Le regroupement effectué, un apéro un poil chiche pour 12 par la faute du président, un repas plantureux… il est temps de faire dormir les yeux dans l’une des deux chambres du gîte sympa qui nous est réservé.
Une pour les couples, l’autre pour les célibataires provisoires. Ou pas.

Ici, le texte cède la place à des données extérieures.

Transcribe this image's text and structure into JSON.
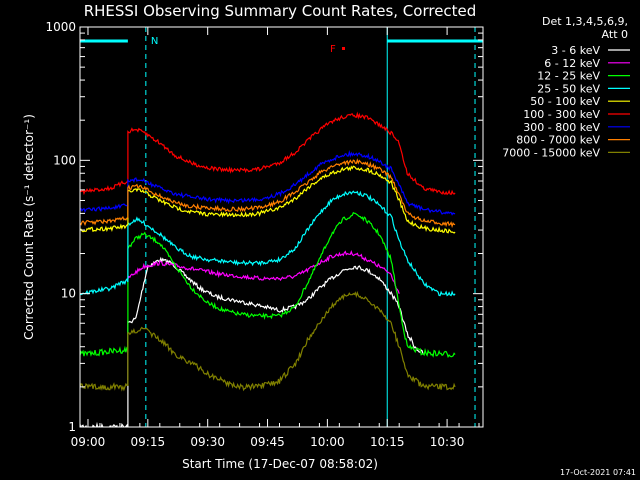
{
  "chart_data": {
    "type": "line",
    "title": "RHESSI Observing Summary Count Rates, Corrected",
    "xlabel": "Start Time (17-Dec-07 08:58:02)",
    "ylabel": "Corrected Count Rate (s⁻¹ detector⁻¹)",
    "ylim": [
      1,
      1000
    ],
    "yscale": "log",
    "xlim_min": [
      0,
      101
    ],
    "x_ticks": [
      "09:00",
      "09:15",
      "09:30",
      "09:45",
      "10:00",
      "10:15",
      "10:30"
    ],
    "x_tick_min": [
      2,
      17,
      32,
      47,
      62,
      77,
      92
    ],
    "y_ticks": [
      "1",
      "10",
      "100",
      "1000"
    ],
    "y_tick_vals": [
      1,
      10,
      100,
      1000
    ],
    "legend": {
      "header": "Det 1,3,4,5,6,9,",
      "header2": "Att 0",
      "placement": "right"
    },
    "series": [
      {
        "name": "3 - 6 keV",
        "color": "#ffffff",
        "points": [
          [
            0,
            1
          ],
          [
            12,
            1
          ],
          [
            12,
            6
          ],
          [
            14,
            6.5
          ],
          [
            16,
            12
          ],
          [
            17,
            16
          ],
          [
            20,
            18
          ],
          [
            23,
            17
          ],
          [
            26,
            14
          ],
          [
            30,
            11
          ],
          [
            34,
            9.5
          ],
          [
            38,
            9
          ],
          [
            42,
            8.5
          ],
          [
            46,
            8
          ],
          [
            50,
            7.5
          ],
          [
            54,
            8
          ],
          [
            57,
            9
          ],
          [
            60,
            11
          ],
          [
            63,
            13
          ],
          [
            66,
            15
          ],
          [
            69,
            16
          ],
          [
            72,
            15
          ],
          [
            75,
            13
          ],
          [
            78,
            10
          ],
          [
            80,
            8
          ],
          [
            82,
            5
          ],
          [
            84,
            4
          ],
          [
            86,
            3.5
          ]
        ]
      },
      {
        "name": "6 - 12 keV",
        "color": "#ff00ff",
        "points": [
          [
            12,
            13
          ],
          [
            14,
            14.5
          ],
          [
            16,
            16
          ],
          [
            20,
            17
          ],
          [
            25,
            16
          ],
          [
            30,
            15
          ],
          [
            35,
            14
          ],
          [
            40,
            13.5
          ],
          [
            45,
            13
          ],
          [
            50,
            13
          ],
          [
            54,
            13.5
          ],
          [
            57,
            15
          ],
          [
            60,
            17
          ],
          [
            63,
            19
          ],
          [
            66,
            20
          ],
          [
            69,
            20
          ],
          [
            72,
            18
          ],
          [
            75,
            16
          ],
          [
            78,
            14
          ],
          [
            80,
            10
          ]
        ]
      },
      {
        "name": "12 - 25 keV",
        "color": "#00ff00",
        "points": [
          [
            0,
            3.5
          ],
          [
            12,
            3.8
          ],
          [
            12,
            22
          ],
          [
            14,
            26
          ],
          [
            16,
            28
          ],
          [
            20,
            24
          ],
          [
            24,
            16
          ],
          [
            28,
            11
          ],
          [
            32,
            8.5
          ],
          [
            36,
            7.5
          ],
          [
            40,
            7
          ],
          [
            45,
            6.8
          ],
          [
            50,
            6.8
          ],
          [
            54,
            8
          ],
          [
            57,
            12
          ],
          [
            60,
            18
          ],
          [
            63,
            28
          ],
          [
            66,
            36
          ],
          [
            69,
            40
          ],
          [
            72,
            35
          ],
          [
            75,
            28
          ],
          [
            78,
            18
          ],
          [
            80,
            8
          ],
          [
            82,
            4
          ],
          [
            86,
            3.6
          ],
          [
            94,
            3.5
          ]
        ]
      },
      {
        "name": "25 - 50 keV",
        "color": "#00ffff",
        "points": [
          [
            0,
            10
          ],
          [
            8,
            11
          ],
          [
            10,
            12
          ],
          [
            12,
            12.5
          ],
          [
            12,
            33
          ],
          [
            14,
            36
          ],
          [
            16,
            34
          ],
          [
            20,
            28
          ],
          [
            24,
            22
          ],
          [
            28,
            19
          ],
          [
            32,
            18
          ],
          [
            36,
            17.5
          ],
          [
            40,
            17
          ],
          [
            45,
            17
          ],
          [
            50,
            18
          ],
          [
            54,
            22
          ],
          [
            57,
            30
          ],
          [
            60,
            40
          ],
          [
            63,
            50
          ],
          [
            66,
            56
          ],
          [
            69,
            58
          ],
          [
            72,
            54
          ],
          [
            75,
            46
          ],
          [
            78,
            38
          ],
          [
            80,
            25
          ],
          [
            82,
            18
          ],
          [
            86,
            12
          ],
          [
            90,
            10
          ],
          [
            94,
            10
          ]
        ]
      },
      {
        "name": "50 - 100 keV",
        "color": "#ffff00",
        "points": [
          [
            0,
            30
          ],
          [
            8,
            31
          ],
          [
            12,
            32
          ],
          [
            12,
            58
          ],
          [
            14,
            60
          ],
          [
            16,
            58
          ],
          [
            20,
            50
          ],
          [
            24,
            44
          ],
          [
            28,
            41
          ],
          [
            32,
            39.5
          ],
          [
            36,
            39
          ],
          [
            40,
            39
          ],
          [
            45,
            40
          ],
          [
            50,
            44
          ],
          [
            54,
            52
          ],
          [
            57,
            62
          ],
          [
            60,
            72
          ],
          [
            63,
            80
          ],
          [
            66,
            86
          ],
          [
            69,
            88
          ],
          [
            72,
            85
          ],
          [
            75,
            78
          ],
          [
            78,
            68
          ],
          [
            80,
            50
          ],
          [
            82,
            35
          ],
          [
            86,
            31
          ],
          [
            90,
            30
          ],
          [
            94,
            29
          ]
        ]
      },
      {
        "name": "100 - 300 keV",
        "color": "#ff0000",
        "points": [
          [
            0,
            58
          ],
          [
            8,
            62
          ],
          [
            10,
            66
          ],
          [
            12,
            70
          ],
          [
            12,
            165
          ],
          [
            14,
            170
          ],
          [
            16,
            162
          ],
          [
            20,
            135
          ],
          [
            24,
            108
          ],
          [
            28,
            95
          ],
          [
            32,
            88
          ],
          [
            36,
            85
          ],
          [
            40,
            84
          ],
          [
            45,
            86
          ],
          [
            50,
            96
          ],
          [
            54,
            115
          ],
          [
            57,
            140
          ],
          [
            60,
            168
          ],
          [
            63,
            195
          ],
          [
            66,
            212
          ],
          [
            69,
            218
          ],
          [
            72,
            208
          ],
          [
            75,
            185
          ],
          [
            78,
            160
          ],
          [
            80,
            135
          ],
          [
            82,
            80
          ],
          [
            86,
            62
          ],
          [
            90,
            58
          ],
          [
            94,
            57
          ]
        ]
      },
      {
        "name": "300 - 800 keV",
        "color": "#0000ff",
        "points": [
          [
            0,
            42
          ],
          [
            8,
            44
          ],
          [
            12,
            46
          ],
          [
            12,
            70
          ],
          [
            14,
            72
          ],
          [
            16,
            70
          ],
          [
            20,
            62
          ],
          [
            24,
            56
          ],
          [
            28,
            53
          ],
          [
            32,
            51
          ],
          [
            36,
            50
          ],
          [
            40,
            50
          ],
          [
            45,
            51
          ],
          [
            50,
            56
          ],
          [
            54,
            66
          ],
          [
            57,
            78
          ],
          [
            60,
            92
          ],
          [
            63,
            102
          ],
          [
            66,
            110
          ],
          [
            69,
            112
          ],
          [
            72,
            108
          ],
          [
            75,
            98
          ],
          [
            78,
            86
          ],
          [
            80,
            65
          ],
          [
            82,
            48
          ],
          [
            86,
            43
          ],
          [
            90,
            41
          ],
          [
            94,
            40
          ]
        ]
      },
      {
        "name": "800 - 7000 keV",
        "color": "#ff7f00",
        "points": [
          [
            0,
            34
          ],
          [
            8,
            35
          ],
          [
            12,
            37
          ],
          [
            12,
            62
          ],
          [
            14,
            64
          ],
          [
            16,
            62
          ],
          [
            20,
            54
          ],
          [
            24,
            48
          ],
          [
            28,
            45
          ],
          [
            32,
            44
          ],
          [
            36,
            43
          ],
          [
            40,
            43
          ],
          [
            45,
            44
          ],
          [
            50,
            49
          ],
          [
            54,
            58
          ],
          [
            57,
            68
          ],
          [
            60,
            80
          ],
          [
            63,
            90
          ],
          [
            66,
            96
          ],
          [
            69,
            98
          ],
          [
            72,
            94
          ],
          [
            75,
            86
          ],
          [
            78,
            75
          ],
          [
            80,
            55
          ],
          [
            82,
            40
          ],
          [
            86,
            35
          ],
          [
            90,
            34
          ],
          [
            94,
            33
          ]
        ]
      },
      {
        "name": "7000 - 15000 keV",
        "color": "#808000",
        "points": [
          [
            0,
            2
          ],
          [
            12,
            2
          ],
          [
            12,
            5
          ],
          [
            16,
            5.5
          ],
          [
            20,
            4.5
          ],
          [
            24,
            3.5
          ],
          [
            28,
            3
          ],
          [
            32,
            2.5
          ],
          [
            36,
            2.2
          ],
          [
            40,
            2
          ],
          [
            45,
            2
          ],
          [
            50,
            2.2
          ],
          [
            54,
            3
          ],
          [
            57,
            4.5
          ],
          [
            60,
            6
          ],
          [
            63,
            8
          ],
          [
            66,
            9.5
          ],
          [
            69,
            10
          ],
          [
            72,
            9
          ],
          [
            75,
            7.5
          ],
          [
            78,
            6
          ],
          [
            80,
            4
          ],
          [
            82,
            2.5
          ],
          [
            86,
            2
          ],
          [
            94,
            2
          ]
        ]
      }
    ],
    "night_bars": [
      [
        0,
        12
      ],
      [
        77,
        101
      ]
    ],
    "saa_markers_min": [
      16.5,
      77,
      99
    ],
    "flag_labels": {
      "N": "N",
      "F": "F"
    }
  },
  "timestamp": "17-Oct-2021 07:41",
  "colors": {
    "background": "#000000",
    "axis": "#ffffff",
    "night_bar": "#00ffff"
  }
}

Il fait beau le samedi, objectif : le Saint Guiral.
Ce n’est pas le plus haut sommet du Lingas, mais l’excroissance sommitale très particulière qui le domine, un amas granitique érigé vers le ciel tel un mamelon turgescent, vaut que l’on s’y attarde. L’ascension finale, pas obligatoire, équivaut à un petit dessert en conclusion de la superbe marche d’approche. Longtemps nous marchâmes sur l’arrête délimitant l’Aigoual aux Causses. Un pas dans le Gard, un autre en Aveyron…
Belle idée que d’achever le parcours par une incursion jusqu’aux gorges de la Dourbies ; l’abîme après la cime.

Un autre apéro, un autre repas plus que copieux, et au pieu jusqu’au lendemain.
La crête du Suquet, tel est son nom, sera plus courte que la rando de la veille, normal, il nous faut rentrer à notre maison le soir, elle n’en fut pas moins belle puisque le soleil était là. Les photos parleront bien mieux que je ne le peux, visitez donc l’album…

Encore merci Michel, sans oublier la petite main sans laquelle rien n’aurait été diffusé… Merci Clo.